El Vaticano, o mejor los dos últimos Papas, éste y el
anterior, son extraordinariamente fundamentalistas y
calientan la cabeza a los obispos para que sigan dando la
vara a los gobiernos. |
El
machismo tradicional del mundo eclesiástico que se revela en el tema de
la fertilidad es también cada vez más irrelevante socialmente. Da la
impresión de que su condena del aborto, más que una defensa del derecho
a la vida es una condena de la mujer “supuestamente libertina”, que se
atreve a ejercitar su sexualidad como los hombres pero a la que la
naturaleza le juega malas pasadas. La ideología eclesiástica es
convertir la prohibición del aborto en una condena a la maternidad
forzosa de esas supuestas mujeres libertinas. Es la maternidad como
castigo. Y para terminar de arreglarlo también tratan de influir para
que la legislación civil prohiba o haga difícil el uso de los
anticonceptivos en los que precisamente descansa la mejor prevención del
aborto. En este tema rebrota la vieja desconfianza, incluso la vieja
animosidad del clero hacia la mujer, tentadora de su celibato y presunta
causante de la caída original. Por eso se asustan de que pudiera haber
mujeres sacerdotes, una medida que, junto al matrimonio electivo de los
clérigos, podría detener la sangría vocacional.

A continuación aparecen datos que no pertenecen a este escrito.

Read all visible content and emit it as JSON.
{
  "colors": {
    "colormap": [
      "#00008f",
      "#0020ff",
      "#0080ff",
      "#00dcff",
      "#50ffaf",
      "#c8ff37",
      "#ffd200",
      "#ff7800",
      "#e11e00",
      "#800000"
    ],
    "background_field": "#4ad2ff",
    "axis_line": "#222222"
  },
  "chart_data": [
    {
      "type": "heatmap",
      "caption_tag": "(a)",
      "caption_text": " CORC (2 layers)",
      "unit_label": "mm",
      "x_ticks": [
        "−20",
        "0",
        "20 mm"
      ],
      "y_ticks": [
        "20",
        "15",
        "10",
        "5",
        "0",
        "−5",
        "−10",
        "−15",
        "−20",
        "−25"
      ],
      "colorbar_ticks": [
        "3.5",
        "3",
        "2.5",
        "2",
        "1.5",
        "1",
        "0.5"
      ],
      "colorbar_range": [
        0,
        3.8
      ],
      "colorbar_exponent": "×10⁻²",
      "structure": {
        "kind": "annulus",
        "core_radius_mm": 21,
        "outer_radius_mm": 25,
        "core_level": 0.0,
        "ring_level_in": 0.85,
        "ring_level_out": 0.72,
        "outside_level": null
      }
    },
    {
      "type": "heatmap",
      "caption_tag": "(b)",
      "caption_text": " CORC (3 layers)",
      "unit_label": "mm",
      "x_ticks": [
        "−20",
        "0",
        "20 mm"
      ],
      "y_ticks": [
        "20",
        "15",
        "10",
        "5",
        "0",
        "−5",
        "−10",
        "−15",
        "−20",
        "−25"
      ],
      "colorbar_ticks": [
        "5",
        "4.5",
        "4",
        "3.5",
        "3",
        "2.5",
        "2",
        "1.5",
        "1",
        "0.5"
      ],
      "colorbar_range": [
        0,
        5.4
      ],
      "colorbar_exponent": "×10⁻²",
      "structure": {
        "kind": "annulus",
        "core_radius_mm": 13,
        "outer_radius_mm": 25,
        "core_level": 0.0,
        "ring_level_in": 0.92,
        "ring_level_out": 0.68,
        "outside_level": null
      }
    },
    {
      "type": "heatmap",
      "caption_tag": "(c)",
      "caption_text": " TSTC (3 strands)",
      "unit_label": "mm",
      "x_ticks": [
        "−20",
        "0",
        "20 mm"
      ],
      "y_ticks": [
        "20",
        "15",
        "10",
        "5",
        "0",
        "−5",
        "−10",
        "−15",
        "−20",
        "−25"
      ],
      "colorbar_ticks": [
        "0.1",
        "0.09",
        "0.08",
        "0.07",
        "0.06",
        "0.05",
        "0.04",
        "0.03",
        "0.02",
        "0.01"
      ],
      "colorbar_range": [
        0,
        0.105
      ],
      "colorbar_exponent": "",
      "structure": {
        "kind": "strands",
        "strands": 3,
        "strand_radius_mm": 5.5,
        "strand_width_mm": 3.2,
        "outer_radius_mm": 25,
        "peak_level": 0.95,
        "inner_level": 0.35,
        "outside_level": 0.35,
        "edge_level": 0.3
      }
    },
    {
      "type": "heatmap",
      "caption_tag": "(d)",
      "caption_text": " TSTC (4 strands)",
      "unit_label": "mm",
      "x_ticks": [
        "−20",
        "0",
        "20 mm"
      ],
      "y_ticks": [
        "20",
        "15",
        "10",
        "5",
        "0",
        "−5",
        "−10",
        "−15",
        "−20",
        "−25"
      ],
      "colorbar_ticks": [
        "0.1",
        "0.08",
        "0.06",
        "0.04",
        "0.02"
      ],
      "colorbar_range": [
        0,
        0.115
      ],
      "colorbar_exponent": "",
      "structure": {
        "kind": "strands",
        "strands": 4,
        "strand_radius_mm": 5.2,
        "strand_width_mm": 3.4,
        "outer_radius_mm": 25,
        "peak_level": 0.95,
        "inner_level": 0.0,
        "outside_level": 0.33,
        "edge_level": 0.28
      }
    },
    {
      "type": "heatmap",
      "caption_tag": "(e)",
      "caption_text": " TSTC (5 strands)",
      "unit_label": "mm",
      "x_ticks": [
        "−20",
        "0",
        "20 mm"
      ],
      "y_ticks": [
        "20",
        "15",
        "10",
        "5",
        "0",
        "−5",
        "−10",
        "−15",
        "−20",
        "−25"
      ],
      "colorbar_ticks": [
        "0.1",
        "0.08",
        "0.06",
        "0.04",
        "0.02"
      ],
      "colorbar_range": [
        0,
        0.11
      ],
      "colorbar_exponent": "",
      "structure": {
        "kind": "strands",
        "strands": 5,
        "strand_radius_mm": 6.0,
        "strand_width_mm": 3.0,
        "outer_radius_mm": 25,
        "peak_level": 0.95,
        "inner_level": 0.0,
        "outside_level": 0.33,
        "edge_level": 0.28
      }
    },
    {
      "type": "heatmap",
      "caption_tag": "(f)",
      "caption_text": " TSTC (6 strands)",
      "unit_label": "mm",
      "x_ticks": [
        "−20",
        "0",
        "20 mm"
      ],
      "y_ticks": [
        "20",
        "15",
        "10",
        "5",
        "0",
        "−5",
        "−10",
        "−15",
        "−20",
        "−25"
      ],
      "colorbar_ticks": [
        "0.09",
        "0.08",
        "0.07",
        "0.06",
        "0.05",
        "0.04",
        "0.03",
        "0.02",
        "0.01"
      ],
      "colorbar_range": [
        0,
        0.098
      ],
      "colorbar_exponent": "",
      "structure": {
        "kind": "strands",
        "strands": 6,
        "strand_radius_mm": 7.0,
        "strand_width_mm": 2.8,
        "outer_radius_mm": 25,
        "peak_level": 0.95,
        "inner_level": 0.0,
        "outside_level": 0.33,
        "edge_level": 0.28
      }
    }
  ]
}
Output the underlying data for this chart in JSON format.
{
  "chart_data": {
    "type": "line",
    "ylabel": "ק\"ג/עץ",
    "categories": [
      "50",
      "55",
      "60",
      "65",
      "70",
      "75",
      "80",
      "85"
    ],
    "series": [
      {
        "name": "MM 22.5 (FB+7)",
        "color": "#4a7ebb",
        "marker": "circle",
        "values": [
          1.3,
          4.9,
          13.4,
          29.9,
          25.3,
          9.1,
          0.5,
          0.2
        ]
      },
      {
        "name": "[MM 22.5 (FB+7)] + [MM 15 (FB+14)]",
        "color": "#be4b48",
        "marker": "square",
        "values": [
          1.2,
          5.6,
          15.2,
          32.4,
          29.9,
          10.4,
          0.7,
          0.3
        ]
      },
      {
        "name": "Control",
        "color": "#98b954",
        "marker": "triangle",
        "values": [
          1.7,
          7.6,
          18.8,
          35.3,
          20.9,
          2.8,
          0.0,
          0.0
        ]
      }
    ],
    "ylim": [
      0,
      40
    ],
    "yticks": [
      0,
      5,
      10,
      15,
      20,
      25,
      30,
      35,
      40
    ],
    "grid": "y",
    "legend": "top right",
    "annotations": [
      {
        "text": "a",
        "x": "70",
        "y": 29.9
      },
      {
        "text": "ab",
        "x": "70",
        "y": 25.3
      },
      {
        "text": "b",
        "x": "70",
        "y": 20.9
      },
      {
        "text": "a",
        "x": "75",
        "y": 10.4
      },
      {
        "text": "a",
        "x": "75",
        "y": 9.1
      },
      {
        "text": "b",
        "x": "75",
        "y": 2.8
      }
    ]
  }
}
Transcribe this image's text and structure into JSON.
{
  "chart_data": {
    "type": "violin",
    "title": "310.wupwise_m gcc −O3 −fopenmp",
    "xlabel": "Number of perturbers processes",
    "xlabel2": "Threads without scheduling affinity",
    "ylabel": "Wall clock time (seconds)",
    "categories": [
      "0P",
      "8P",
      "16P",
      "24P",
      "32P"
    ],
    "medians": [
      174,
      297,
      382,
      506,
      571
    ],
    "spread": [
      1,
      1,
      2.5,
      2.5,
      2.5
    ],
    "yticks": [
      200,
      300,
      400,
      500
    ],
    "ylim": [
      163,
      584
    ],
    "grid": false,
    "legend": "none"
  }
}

Y, finalmente, otro asunto irrelevante es la obsesión eclesiástica con
la educación. La psicología que subyace en la moral católica es
sumamente conductista. Da la impresión de que bastaría con que los
eclesiásticos controlaran el comportamiento de los niños para que éstos,
de adultos, les hicieran caso. Es algo así como considerar a la persona
una especie de robot programable cuando todos sabemos que la vida y sus
circunstancias nos van moldeando y que muchos hemos cambiado de opinión
por el mero transcurso del tiempo. Esto también les pasa a los
eclesiásticos e incluso a sus líderes que reniegan hoy de importantes
opiniones que tenían no hace más de cincuenta años e incluso alardean de
que nunca fue esa la doctrina católica. Les falla la memoria, algo que
no nos pasa a los que, por edad, presenciamos cómo la Iglesia, que
calificó de Cruzada nuestra guerra civil, fue cómplice del franquismo en
tantas represiones.
La irrelevancia social del mundo eclesiástico es paralela a una sequedad
doctrinal que se ha fraguado como consecuencia del conservadurismo
imperante. La burocracia curial cerró bruscamente las ventanas que había
abierto el Concilio Vaticano II para que entrara el aire fresco y
renovara el pensamiento católico. Se ha apagado el profetismo que
pudiera buscar nuevas causas para la misión evangélica. Ya no hay apenas
teólogos que se atrevan a pensar porque la lealtad a la tradición es el
único valor aceptable. Y en contrapartida crecen los líderes populistas
que acaudillan grupos sectarios como el Opus Dei o los Legionarios de
Cristo, empeñados en mantener a las gentes en esa misma lealtad y en el
temor a las novedades y dispuestos a entrar en guerras de religión que
diseñan las autoridades y que se parecen sospechosamente a los
radicalismos islamistas. No en balde, los líderes políticos americanos
se llenan la boca de encargos divinos para acompañar e incluso
fundamentar sus aventuras bélicas. Y es que no hay peor patriotismo que
el religioso. Perseguir a los enemigos de Dios es una vieja costumbre
que ni siquiera la irrelevancia de lo eclesiástico en la sociedad ha
detenido suficientemente. §
(*)
Presidente de Sociólogos Sin Fronteras.